As a food additive, azodicarbonamide is used as a flour bleaching agent and a dough conditioner. [7] It reacts with wet flour as an oxidizing agent. [8] The main reaction product is diurea, which is stable during baking. [8] Secondary reaction products include semicarbazides and urethanes. [7] It is known by the E number E927. Many restaurants in the US fast food industry have removed the additive in response to negative publicity.

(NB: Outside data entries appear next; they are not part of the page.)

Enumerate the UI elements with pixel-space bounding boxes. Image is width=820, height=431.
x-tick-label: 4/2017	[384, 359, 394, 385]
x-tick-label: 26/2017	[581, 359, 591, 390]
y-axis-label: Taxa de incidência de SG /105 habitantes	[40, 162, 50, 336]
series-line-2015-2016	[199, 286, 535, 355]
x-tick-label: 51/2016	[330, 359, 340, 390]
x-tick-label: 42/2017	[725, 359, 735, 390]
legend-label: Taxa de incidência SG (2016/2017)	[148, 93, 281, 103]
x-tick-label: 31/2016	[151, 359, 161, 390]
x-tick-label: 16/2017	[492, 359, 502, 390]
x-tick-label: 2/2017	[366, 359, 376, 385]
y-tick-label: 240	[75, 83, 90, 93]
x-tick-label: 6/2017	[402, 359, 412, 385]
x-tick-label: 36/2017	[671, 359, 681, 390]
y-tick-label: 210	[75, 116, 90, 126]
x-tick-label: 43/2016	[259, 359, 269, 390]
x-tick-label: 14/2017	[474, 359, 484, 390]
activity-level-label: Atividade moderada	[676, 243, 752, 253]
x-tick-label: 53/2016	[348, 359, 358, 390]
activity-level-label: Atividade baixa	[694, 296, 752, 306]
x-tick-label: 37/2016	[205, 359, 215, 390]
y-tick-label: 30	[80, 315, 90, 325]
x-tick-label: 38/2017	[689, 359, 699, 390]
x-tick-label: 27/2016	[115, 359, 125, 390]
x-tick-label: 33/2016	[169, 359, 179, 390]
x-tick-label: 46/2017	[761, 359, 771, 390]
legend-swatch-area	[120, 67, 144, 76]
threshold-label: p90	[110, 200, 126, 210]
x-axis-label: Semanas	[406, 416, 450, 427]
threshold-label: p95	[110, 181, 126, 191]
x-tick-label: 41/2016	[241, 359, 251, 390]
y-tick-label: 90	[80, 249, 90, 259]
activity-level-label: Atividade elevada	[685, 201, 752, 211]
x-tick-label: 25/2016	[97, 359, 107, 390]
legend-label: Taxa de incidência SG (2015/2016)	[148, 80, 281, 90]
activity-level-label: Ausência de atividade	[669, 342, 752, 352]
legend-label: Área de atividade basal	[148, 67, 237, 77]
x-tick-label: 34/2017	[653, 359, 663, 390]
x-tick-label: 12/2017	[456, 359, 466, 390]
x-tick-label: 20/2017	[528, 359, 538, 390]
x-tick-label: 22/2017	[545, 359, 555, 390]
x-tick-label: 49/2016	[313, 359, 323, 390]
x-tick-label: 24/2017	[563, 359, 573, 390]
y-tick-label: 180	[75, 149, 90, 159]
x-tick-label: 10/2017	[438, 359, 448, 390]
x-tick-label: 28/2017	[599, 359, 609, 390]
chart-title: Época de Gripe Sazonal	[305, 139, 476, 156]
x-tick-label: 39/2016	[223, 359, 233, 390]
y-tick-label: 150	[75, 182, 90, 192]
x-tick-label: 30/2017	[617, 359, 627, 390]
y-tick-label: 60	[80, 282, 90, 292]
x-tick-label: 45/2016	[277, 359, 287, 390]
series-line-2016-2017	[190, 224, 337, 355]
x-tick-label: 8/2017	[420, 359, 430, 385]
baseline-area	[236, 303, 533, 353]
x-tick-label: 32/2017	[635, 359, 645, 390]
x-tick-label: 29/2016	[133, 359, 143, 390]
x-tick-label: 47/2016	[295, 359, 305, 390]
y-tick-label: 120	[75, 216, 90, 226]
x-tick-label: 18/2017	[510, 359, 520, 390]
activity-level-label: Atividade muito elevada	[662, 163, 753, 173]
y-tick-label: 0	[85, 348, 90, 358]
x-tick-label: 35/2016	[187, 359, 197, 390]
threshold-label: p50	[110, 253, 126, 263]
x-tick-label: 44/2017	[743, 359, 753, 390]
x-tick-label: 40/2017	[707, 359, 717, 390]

In a 1999 report, the World Health Organization linked exposure to azodicarbonamide in workplaces where azodicarbonamide was produced or handled in raw form to "respiratory problems, allergies and asthma." Available data are limited to these occupational settings. Public exposure to azodicarbonamide could not be assessed due to lack of available data. [10] The World Health Organization concluded that "the level of risk is uncertain; therefore, the level of exposure should be kept as low as possible".
In the UK, the Health and Safety Executive has identified azodicarbonamide as a respiratory sensitizer (may cause asthma) in the workplace environment and determined that its containers should be labeled "may cause sensitization by inhalation". [11] Azodicarbonamide was added to the REACH Regulation Candidate List of Substances of Very High Concern in 2012 due to its respiratory sensitizing properties.
As of February 2021, AW continues to use an unspecified amount ("less than 2%) of azodicarbonamide in its standard hamburger compared to direct competitors such as Wendy's that have phased out the ingredient.